Space is dynamic, political and a cause of conflict. It bears the weight of human dreams and fears. Conflict is caused not only by spatial exclusivism but also by an inclusivism that seeks harmony through subordinating the particularity of the Other to the world view of the majority. This book uses the lens of space to examine inter-religious and inter-communal conflict in colonial and post-colonial Sri Lanka, demonstrating that the colonial can shed light on the post-colonial, particularly on post-war developments, post-May 2009, when Buddhist symbolism was controversially developed in the former, largely non-Buddhist, war zones.

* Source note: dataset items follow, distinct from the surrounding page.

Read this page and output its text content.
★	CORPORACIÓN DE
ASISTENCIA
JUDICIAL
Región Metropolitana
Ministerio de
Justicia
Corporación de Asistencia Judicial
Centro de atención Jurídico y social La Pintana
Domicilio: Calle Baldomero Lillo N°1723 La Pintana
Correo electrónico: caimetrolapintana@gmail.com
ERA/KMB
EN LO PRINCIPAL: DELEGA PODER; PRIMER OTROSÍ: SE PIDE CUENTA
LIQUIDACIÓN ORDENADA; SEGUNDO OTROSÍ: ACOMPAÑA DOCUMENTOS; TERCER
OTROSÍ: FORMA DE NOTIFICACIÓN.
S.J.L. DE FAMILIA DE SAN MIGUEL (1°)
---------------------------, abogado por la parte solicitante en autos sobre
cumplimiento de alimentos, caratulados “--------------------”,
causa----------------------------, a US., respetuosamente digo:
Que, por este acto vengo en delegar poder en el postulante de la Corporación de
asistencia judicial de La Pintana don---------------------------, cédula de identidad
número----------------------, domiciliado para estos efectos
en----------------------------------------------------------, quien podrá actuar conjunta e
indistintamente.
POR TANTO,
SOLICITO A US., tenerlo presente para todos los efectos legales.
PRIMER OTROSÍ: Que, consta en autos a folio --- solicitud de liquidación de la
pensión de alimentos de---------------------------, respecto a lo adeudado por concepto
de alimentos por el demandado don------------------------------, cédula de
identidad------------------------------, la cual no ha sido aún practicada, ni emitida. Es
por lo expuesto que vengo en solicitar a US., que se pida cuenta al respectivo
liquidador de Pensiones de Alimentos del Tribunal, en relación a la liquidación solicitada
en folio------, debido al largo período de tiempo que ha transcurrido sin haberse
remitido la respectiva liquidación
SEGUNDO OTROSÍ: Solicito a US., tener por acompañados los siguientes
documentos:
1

Using the concepts of exclusivism and inclusivist subordination, the book analyses the different imaginaries or world views that were present in colonial and post-1948 Sri Lanka, with particular reference to the ethnic or religious Other, and how these were expressed in space, influenced one another and engendered conflict. The book's use of insights from human geography, peace studies and secular iterations of the theology of religions breaks new ground, as does its narrative technique, which prioritizes voices from the nineteenth and twentieth centuries, and the author's fieldwork and personal observation in the twenty first. Through utilizing past and contemporary reflections on lived experience, informed by diverse religious world views, the book offers new insights into Sri Lanka's past and present. It will be of interest to an interdisciplinary audience in the fields of colonial and postcolonial studies; war and peace studies; security studies; religious studies; the study of religion; Buddhist Studies, mission studies, South Asian and Sri Lankan studies.